Drug launched at Emory reduces virus that causes COVID-19 to undetectable levels
Woodruff Health Sciences Center | March 17, 2021
George Painter, CEO of DRIVE and director of the Emory Institute for Drug Development
An antiviral drug initially discovered by Emory’s non-profit drug development company DRIVE appears safe and reduces SARS-CoV-2 to undetectable levels in COVID-19 patients after five days of administration, according to data from a Phase II clinical trial in the United States.
Molnupiravir, previously known as EIDD-2801, can be provided as a pill in an outpatient setting, which could be a step up in ease of distribution and convenience. Although remdesivir and antiviral monoclonal antibodies have received Emergency Use Authorizations from the FDA, they must be given intravenously or by injection. In addition, drugs like molnupiravir could flexibly tackle SARS-CoV-2 variants, which have emerged as a concern in recent months.
"There's still an urgent need for an antiviral drug against SARS-CoV-2 that can be easily produced, transported, stored, and administered," says George Painter, PhD, CEO of DRIVE (Drug Innovation Ventures at Emory) and director of the Emory Institute for Drug Development.
When the COVID-19 pandemic began, DRIVE quickly repurposed a broad-spectrum antiviral drug it had been developing against influenza and equine encephalitis. Molnupiravir is being developed further by Merck and its partner Ridgeback Biotherapeutics, a closely held biotechnology company, which licensed the drug from DRIVE last year. All funds for the post-licensing development of EIDD-2801/molnupiravir have been provided by Ridgeback and Merck.

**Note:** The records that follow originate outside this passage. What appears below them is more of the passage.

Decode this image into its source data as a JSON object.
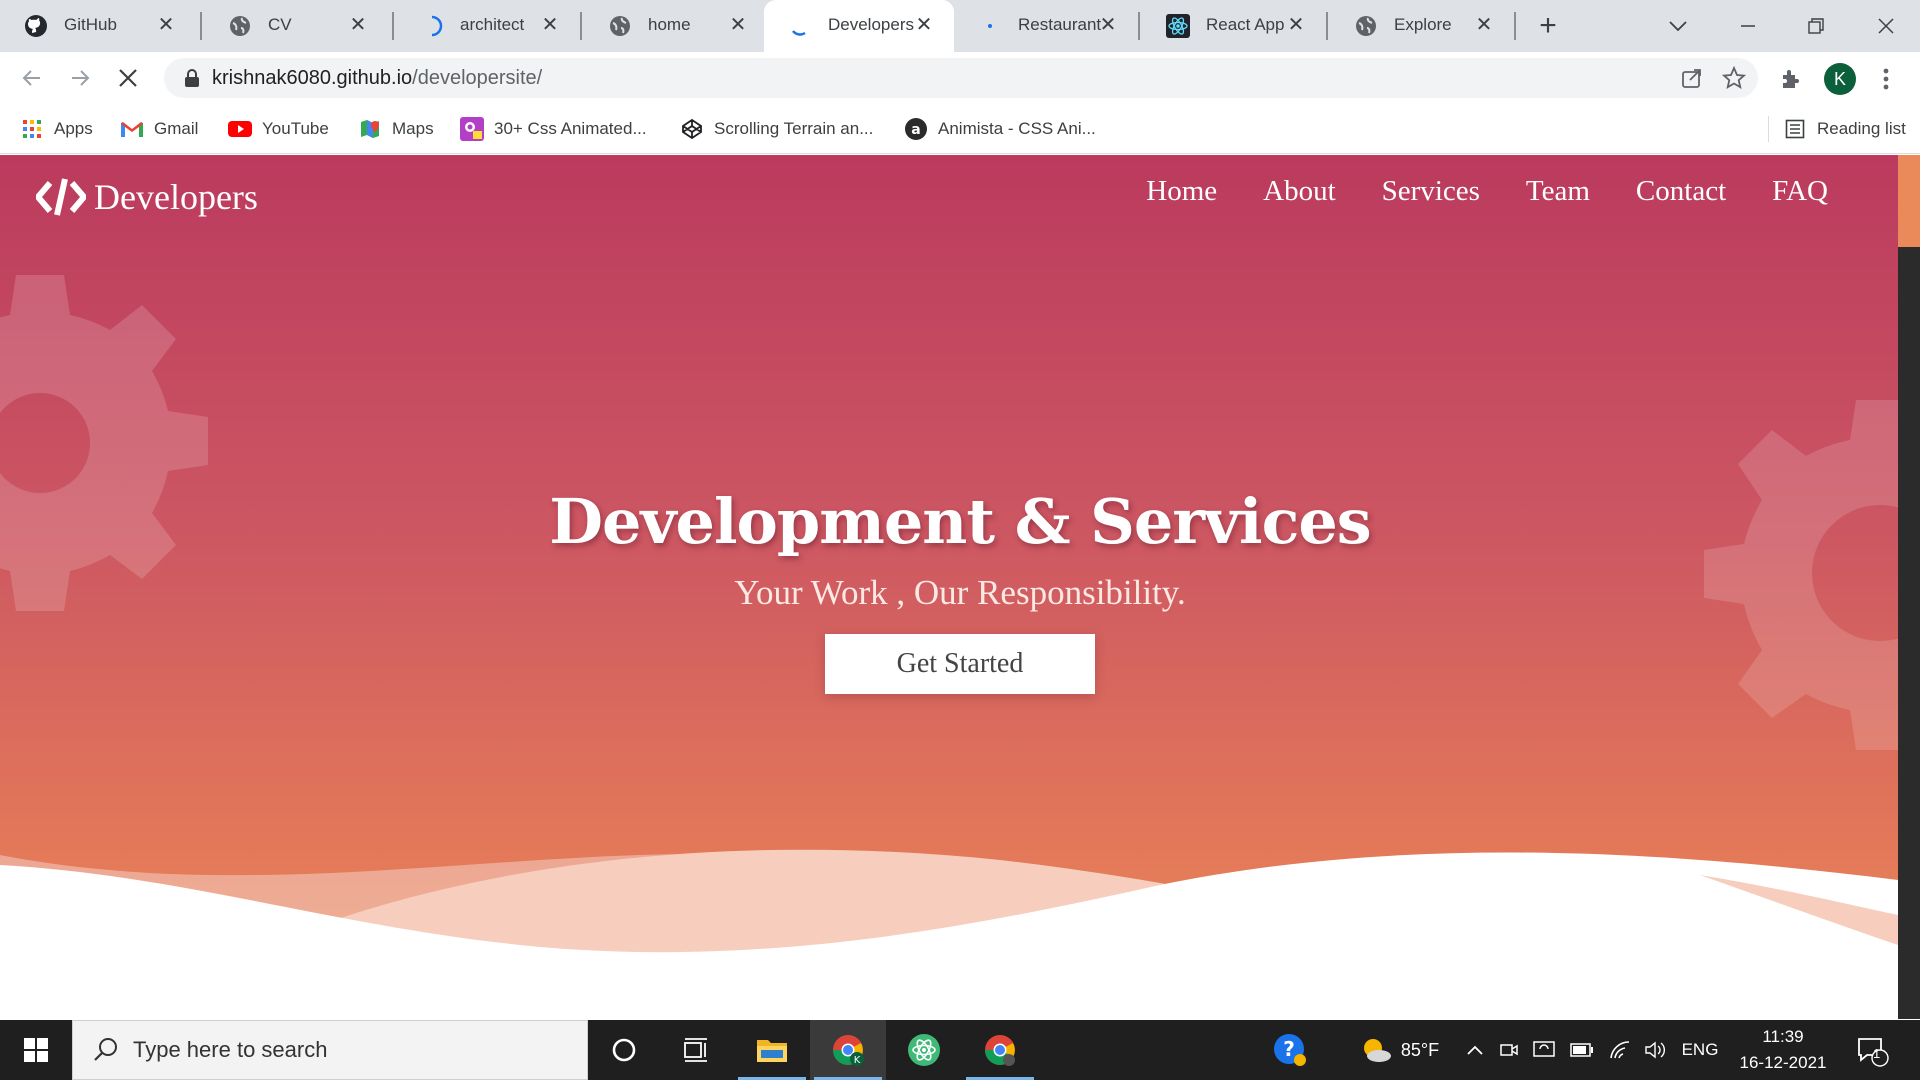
{
  "browser": {
    "tabs": [
      {
        "title": "GitHub",
        "icon": "github-icon"
      },
      {
        "title": "CV",
        "icon": "globe-icon"
      },
      {
        "title": "architect",
        "icon": "loading-spinner-icon"
      },
      {
        "title": "home",
        "icon": "globe-icon"
      },
      {
        "title": "Developers",
        "icon": "loading-spinner-icon",
        "active": true
      },
      {
        "title": "Restaurant",
        "icon": "loading-spinner-icon"
      },
      {
        "title": "React App",
        "icon": "react-icon"
      },
      {
        "title": "Explore",
        "icon": "globe-icon"
      }
    ],
    "address": {
      "host": "krishnak6080.github.io",
      "path": "/developersite/"
    },
    "profile_initial": "K",
    "bookmarks": [
      {
        "label": "Apps",
        "icon": "apps-grid-icon"
      },
      {
        "label": "Gmail",
        "icon": "gmail-icon"
      },
      {
        "label": "YouTube",
        "icon": "youtube-icon"
      },
      {
        "label": "Maps",
        "icon": "maps-icon"
      },
      {
        "label": "30+ Css Animated...",
        "icon": "css-animated-icon"
      },
      {
        "label": "Scrolling Terrain an...",
        "icon": "codepen-icon"
      },
      {
        "label": "Animista - CSS Ani...",
        "icon": "animista-icon"
      }
    ],
    "reading_list": "Reading list"
  },
  "site": {
    "logo_text": "Developers",
    "nav": [
      "Home",
      "About",
      "Services",
      "Team",
      "Contact",
      "FAQ"
    ],
    "hero": {
      "title": "Development & Services",
      "subtitle": "Your Work , Our Responsibility.",
      "cta": "Get Started"
    },
    "colors": {
      "gradient_top": "#bb3a5e",
      "gradient_bottom": "#ea8c5a",
      "scroll_thumb": "#ea8a5a"
    }
  },
  "taskbar": {
    "search_placeholder": "Type here to search",
    "weather": "85°F",
    "language": "ENG",
    "time": "11:39",
    "date": "16-12-2021",
    "notification_count": "1"
  }
}
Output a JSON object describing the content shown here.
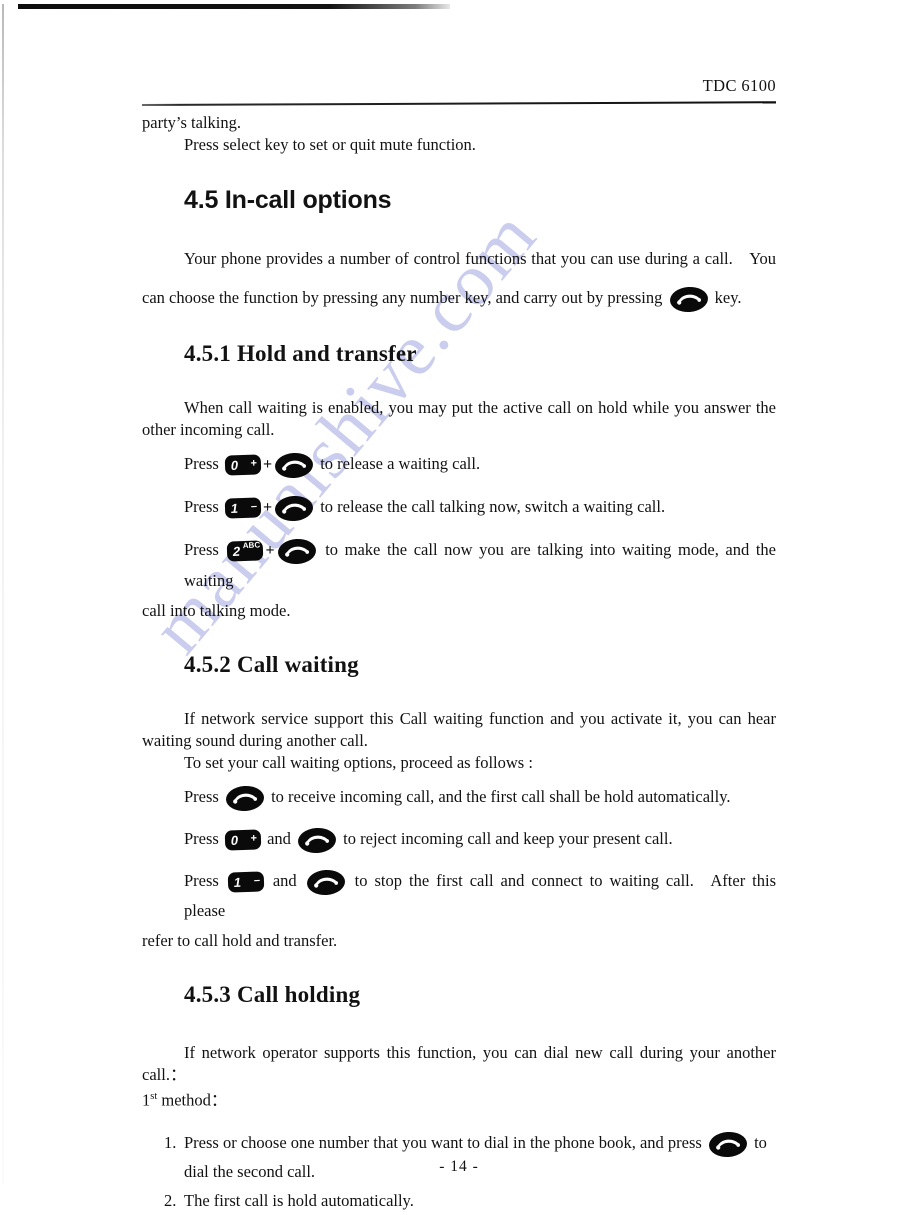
{
  "document": {
    "header_title": "TDC 6100",
    "page_number": "- 14 -",
    "watermark": "manualshive.com",
    "watermark_color": "#c6c9ec"
  },
  "body": {
    "carryover_line": "party’s talking.",
    "mute_line": "Press select key to set or quit mute function."
  },
  "section_45": {
    "heading": "4.5 In-call options",
    "intro_part1": "Your phone provides a number of control functions that you can use during a call. You can choose the function by pressing any number key, and carry out by pressing",
    "intro_part2": "key."
  },
  "section_451": {
    "heading": "4.5.1 Hold and transfer",
    "intro": "When call waiting is enabled, you may put the active call on hold while you answer the other incoming call.",
    "steps": [
      {
        "press_label": "Press",
        "key_digit": "0",
        "key_sub": "+",
        "joiner": "+",
        "tail": "to release a waiting call."
      },
      {
        "press_label": "Press",
        "key_digit": "1",
        "key_sub": "–",
        "joiner": "+",
        "tail": "to release the call talking now, switch a waiting call."
      },
      {
        "press_label": "Press",
        "key_digit": "2",
        "key_sub": "ABC",
        "joiner": "+",
        "tail": "to make the call now you are talking into waiting mode, and the waiting"
      }
    ],
    "closing": "call into talking mode."
  },
  "section_452": {
    "heading": "4.5.2 Call waiting",
    "intro": "If network service support this Call waiting function and you activate it, you can hear waiting sound during another call.",
    "lead": "To set your call waiting options, proceed as follows :",
    "steps": [
      {
        "press_label": "Press",
        "key_digit": "",
        "key_sub": "",
        "joiner": "",
        "tail": "to receive incoming call, and the first call shall be hold automatically."
      },
      {
        "press_label": "Press",
        "key_digit": "0",
        "key_sub": "+",
        "joiner": "and",
        "tail": "to reject incoming call and keep your present call."
      },
      {
        "press_label": "Press",
        "key_digit": "1",
        "key_sub": "–",
        "joiner": "and",
        "tail": "to stop the first call and connect to waiting call. After this please"
      }
    ],
    "closing": "refer to call hold and transfer."
  },
  "section_453": {
    "heading": "4.5.3 Call holding",
    "intro": "If network operator supports this function, you can dial new call during your another call.：",
    "method_prefix": "1",
    "method_sup": "st",
    "method_suffix": "method：",
    "items": [
      {
        "num": "1.",
        "text_before": "Press or choose one number that you want to dial in the phone book, and press",
        "text_after": "to",
        "continuation": "dial the second call."
      },
      {
        "num": "2.",
        "text_before": "The first call is hold automatically.",
        "text_after": "",
        "continuation": ""
      }
    ]
  },
  "icons": {
    "send_key": "phone-send-key-icon",
    "numeric_key": "numeric-keypad-key-icon"
  }
}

In the most recent clinical study, molnupiravir eliminated infectious coronavirus from nose swabs within five days in all of the people taking it. For comparison, a quarter of people receiving placebo still had detectable virus in their nose swabs at day five.
Emory physicians were not involved in the clinical trial, which recruited 202 adults with COVID-19 symptoms at outpatient clinics in the United States. The data were presented at the recent Conference on Retroviruses and Opportunistic Infections (CROI).
While molnupiravir is proven to interfere with coronavirus replication in infected patients, more data is required to determine whether it can prevent severe illness. Merck and Ridgeback say that more results from the U.S. clinical trial will be shared when they become available, and additional Phase 2 and 2/3 clinical studies are underway. Molnupiravir has also been tested for safety in a clinical trial in the United Kingdom.
Molnupiravir works by forcing the viral enzyme that copies SARS-CoV-2’s genetic material to make so many mistakes that the virus can’t replicate. Still, Merck’s comprehensive testing indicates that high doses of the drug are not mutagenic in animals.
Emory scientists, in collaboration with top coronavirus experts at other universities, have previously shown that EIDD-2801 is highly effective at interfering with coronavirus replication and transmission in animal models and also in mice implanted with human lung tissue. EIDD-2801 has broad spectrum activity against a number of diseases of public health concern, including influenza, SARS-CoV-1, MERS, chikungunya, Ebola and equine encephalitis. The drug was initially developed with the support of the National Institute of Allergy and Infectious Diseases, the Defense Threat Reduction Agency, and the Georgia Research Alliance's Venture Development program.